Satellite Imagery: Sun-spurred Storm Flung in Direction of Earth
Talk about your sunny disposition!
The Sun is brewing with activity following one of the longest and weakest periods of action in many cycles
In late January 2012, our nearest star offered a preview of coming attractions in the solar maximum of 2012–13.
The Sun-spurred storm has the potential to disrupt some communications and satellite systems and to bring auroras to high-latitude skies. Meanwhile, NASA’s Solar Dynamics Observatory (SDO) spacecraft has been keeping a sensor eye on the Sun.
Caught in action by SDO is the solar surface as gas was superheated and magnetically supercharged. Another image shown above shows a stream of solar material flowing off into space above the hot spot – likely solar protons and a coronal mass ejection.
The flare was accompanied by a coronal mass ejection (CME), a cloud of solar plasma that was ejected from the solar atmosphere in the direction of Earth.
Solar flares and CMEs are not a danger to humans on Earth’s surface, so don’t worry!
Earth’s magnetic field (magnetosphere) and atmosphere deflect and absorb the solar energy and particles.
However, the Sun storms can pose some risks to astronauts, and they can upset the electronics and transmissions on science, military, and communications satellites.

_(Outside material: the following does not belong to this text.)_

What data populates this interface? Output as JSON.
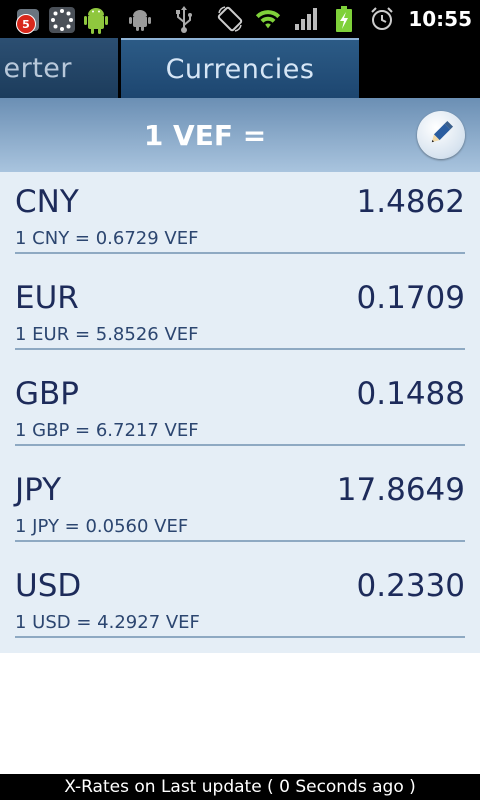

Down here closer to terra firma, solar activity can cause disruptions of radio signals (particularly High Frequency), provide a small dose of radiation to passengers on high-latitude flights, and incite auroras (northern and southern lights).
“I would expect that we will see more storms like this one or even bigger as we get closer to solar maximum,” said Michael Hesse, chief of heliophysics at NASA’s Goddard Space Flight Center in Greenbelt, Maryland.